First, to find the probability that no $X$ is followed by a $Y$, arrange the $X$s and $Z$s in some way and then insert the $Y$s. For the first insertion, there are $a+c+1$ equiprobable slots where the $Y$ can go, and $a$ of them are behind an $X$. If we ever put a $Y$ behind an $X$, it’s over (since we can’t prevent that $X$ from being followed by a $Y$ by inserting further $Y$s behind it). The probability to survive the first insertion is $\frac{c+1}{a+c+1}$, to survive the second insertion $\frac{c+2}{a+c+2}$, and so on. Thus, the probability that no $X$ is followed by a $Y$ is

$$ \frac{c+1}{a+c+1}\cdot\frac{c+2}{a+c+2}\cdots\frac{c+b}{a+c+b}=\frac{(c+b)!(a+c)!}{c!(a+c+b)!}\;. $$

For the probability that exactly one $X$ is followed by a $Y$, we need to replace one of the factors by its complement, and the numerator of all factors after that is increased by $1$ because we can now put $Y$s behind the $X$ that we put a $Y$ behind.
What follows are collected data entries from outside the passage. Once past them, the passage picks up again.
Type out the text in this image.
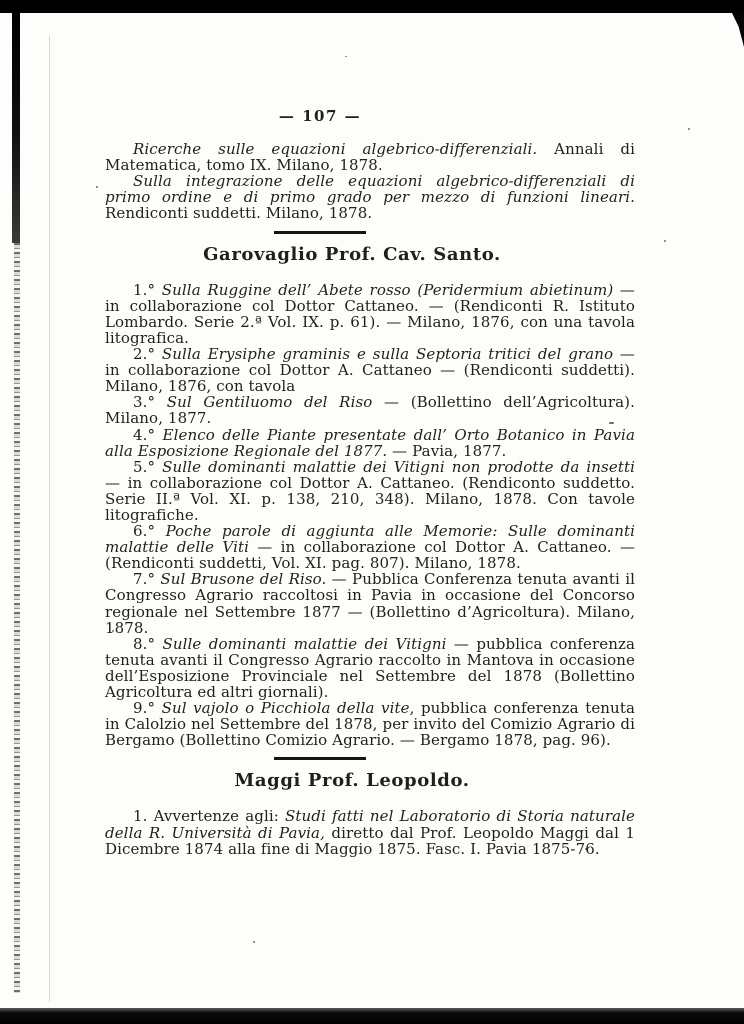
— 107 —

Ricerche sulle equazioni algebrico-differenziali. Annali di Matematica, tomo IX. Milano, 1878.

Sulla integrazione delle equazioni algebrico-differenziali di primo ordine e di primo grado per mezzo di funzioni lineari. Rendiconti suddetti. Milano, 1878.

Garovaglio Prof. Cav. Santo.

1.° Sulla Ruggine dell’ Abete rosso (Peridermium abietinum) — in collaborazione col Dottor Cattaneo. — (Rendiconti R. Istituto Lombardo. Serie 2.ª Vol. IX. p. 61). — Milano, 1876, con una tavola litografica.

2.° Sulla Erysiphe graminis e sulla Septoria tritici del grano — in collaborazione col Dottor A. Cattaneo — (Rendiconti suddetti). Milano, 1876, con tavola

3.° Sul Gentiluomo del Riso — (Bollettino dell’Agricoltura). Milano, 1877.

4.° Elenco delle Piante presentate dall’ Orto Botanico in Pavia alla Esposizione Regionale del 1877. — Pavia, 1877.

5.° Sulle dominanti malattie dei Vitigni non prodotte da insetti — in collaborazione col Dottor A. Cattaneo. (Rendiconto suddetto. Serie II.ª Vol. XI. p. 138, 210, 348). Milano, 1878. Con tavole litografiche.

6.° Poche parole di aggiunta alle Memorie: Sulle dominanti malattie delle Viti — in collaborazione col Dottor A. Cattaneo. — (Rendiconti suddetti, Vol. XI. pag. 807). Milano, 1878.

7.° Sul Brusone del Riso. — Pubblica Conferenza tenuta avanti il Congresso Agrario raccoltosi in Pavia in occasione del Concorso regionale nel Settembre 1877 — (Bollettino d’Agricoltura). Milano, 1878.

8.° Sulle dominanti malattie dei Vitigni — pubblica conferenza tenuta avanti il Congresso Agrario raccolto in Mantova in occasione dell’Esposizione Provinciale nel Settembre del 1878 (Bollettino Agricoltura ed altri giornali).

9.° Sul vajolo o Picchiola della vite, pubblica conferenza tenuta in Calolzio nel Settembre del 1878, per invito del Comizio Agrario di Bergamo (Bollettino Comizio Agrario. — Bergamo 1878, pag. 96).

Maggi Prof. Leopoldo.

1. Avvertenze agli: Studi fatti nel Laboratorio di Storia naturale della R. Università di Pavia, diretto dal Prof. Leopoldo Maggi dal 1 Dicembre 1874 alla fine di Maggio 1875. Fasc. I. Pavia 1875-76.
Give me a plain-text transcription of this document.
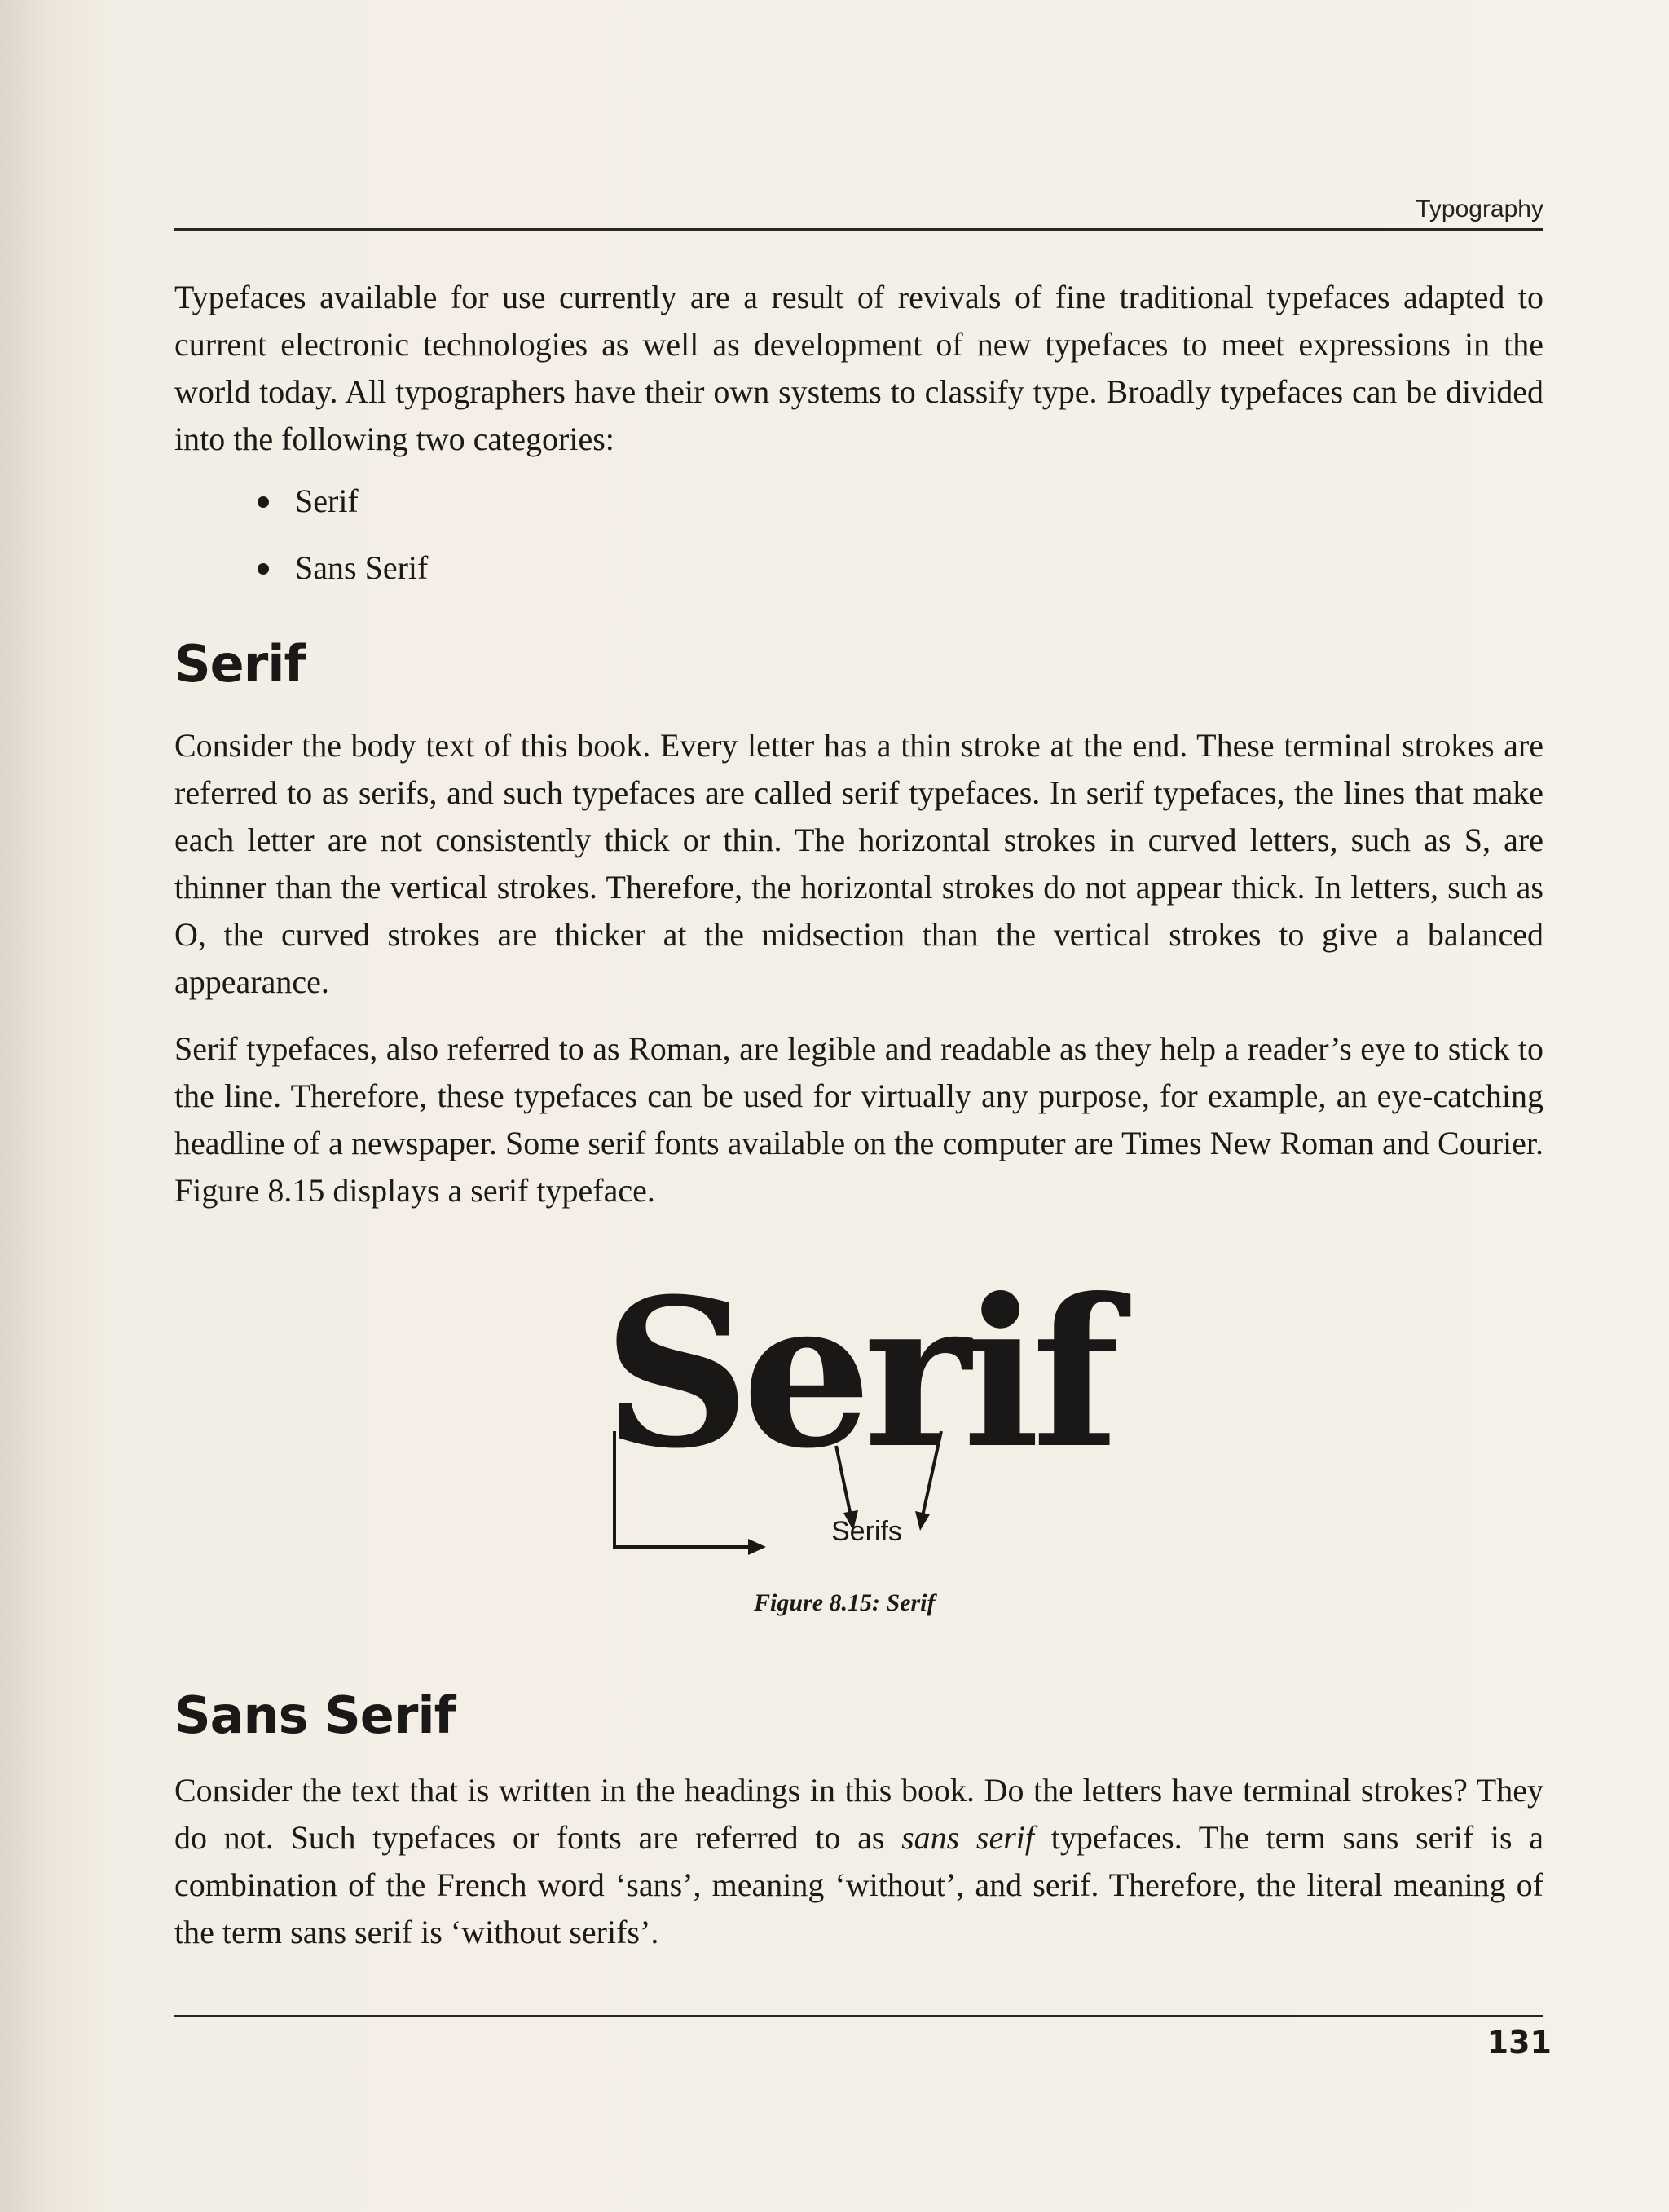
Typography

Typefaces available for use currently are a result of revivals of fine traditional typefaces adapted to current electronic technologies as well as development of new typefaces to meet expressions in the world today. All typographers have their own systems to classify type. Broadly typefaces can be divided into the following two categories:

Serif
Sans Serif
Serif

Consider the body text of this book. Every letter has a thin stroke at the end. These terminal strokes are referred to as serifs, and such typefaces are called serif typefaces. In serif typefaces, the lines that make each letter are not consistently thick or thin. The horizontal strokes in curved letters, such as S, are thinner than the vertical strokes. Therefore, the horizontal strokes do not appear thick. In letters, such as O, the curved strokes are thicker at the midsection than the vertical strokes to give a balanced appearance.

Serif typefaces, also referred to as Roman, are legible and readable as they help a reader’s eye to stick to the line. Therefore, these typefaces can be used for virtually any purpose, for example, an eye-catching headline of a newspaper. Some serif fonts available on the computer are Times New Roman and Courier. Figure 8.15 displays a serif typeface.

Serif
Serifs
Figure 8.15: Serif
Sans Serif

Consider the text that is written in the headings in this book. Do the letters have terminal strokes? They do not. Such typefaces or fonts are referred to as sans serif typefaces. The term sans serif is a combination of the French word ‘sans’, meaning ‘without’, and serif. Therefore, the literal meaning of the term sans serif is ‘without serifs’.

131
Thus, we get an additional factor $c+b+1$ in the numerator, and if the $k$-th $Y$ is inserted after an $X$ the factors $c+k$ and $c+k+1$ are replaced by $a$. Thus the probability that exactly one $X$ is followed by a $Y$ is

$$ \frac{(c+b+1)!(a+c)!}{c!(a+c+b)!}\cdot a\left(\frac1{(c+1)(c+2)}+\frac1{(c+2)(c+3)}+\cdots+\frac1{(c+b)(c+b+1)}\right)\;. $$

The sum in parentheses telescopes because

$$\frac1{(c+k)(c+k+1)}=\frac1{c+k}-\frac1{c+k+1}\;,$$

so the sum is $\frac1{c+1}-\frac1{c+b+1}=\frac b{(c+1)(c+b+1)}$, for a probability

$$ ab\cdot\frac{(c+b)!(a+c)!}{(c+1)!(a+c+b)!}\;. $$

Subtracting these two from $1$ yields the probability that at least two $X$s are followed by a $Y$ as

$$ 1-\frac{(c+b)!(a+c)!}{c!(a+c+b)!}\left(1+\frac{ab}{c+1}\right)\;. $$

Answer 2

Reworked Answer

$\mathtt{Total\; arrangements:}$

$\dbinom{a+b+c}{a,b,c}$

$\mathtt{Arrangements\; where \; no\; b\; follows\; an\; a:}$

$\dbinom{a+c}{a}\dbinom{b+c}b$

[A line of $a's$ and $c's$ with $(c+1)$ "bins" being created, $c$ to the right of each $c$ plus $1$ at the start of the line]

$\mathtt{Arrangements\; where\; one\; b\; follows\; an\; a:}$

$a\dbinom{a+c}a\dbinom{b+c}{b-1}$

[ A $b$ is attached to the right of one $a$, # of bins remain unchanged,$\; (b-1)$ to be placed ]

Putting the pieces together, P(at least $2b's$ follow an $a$)

$= 1 - {\dbinom{a+c}a\dbinom{b+c}b +\dbinom{a+c}a\dbinom{b+c}{b-1}\over \dbinom{a+b+c}{a,b,c}}$

$=1-{\dbinom{b+c}b+\dbinom{b+c}{b-1}\over\dbinom{a+b+c}{b}}$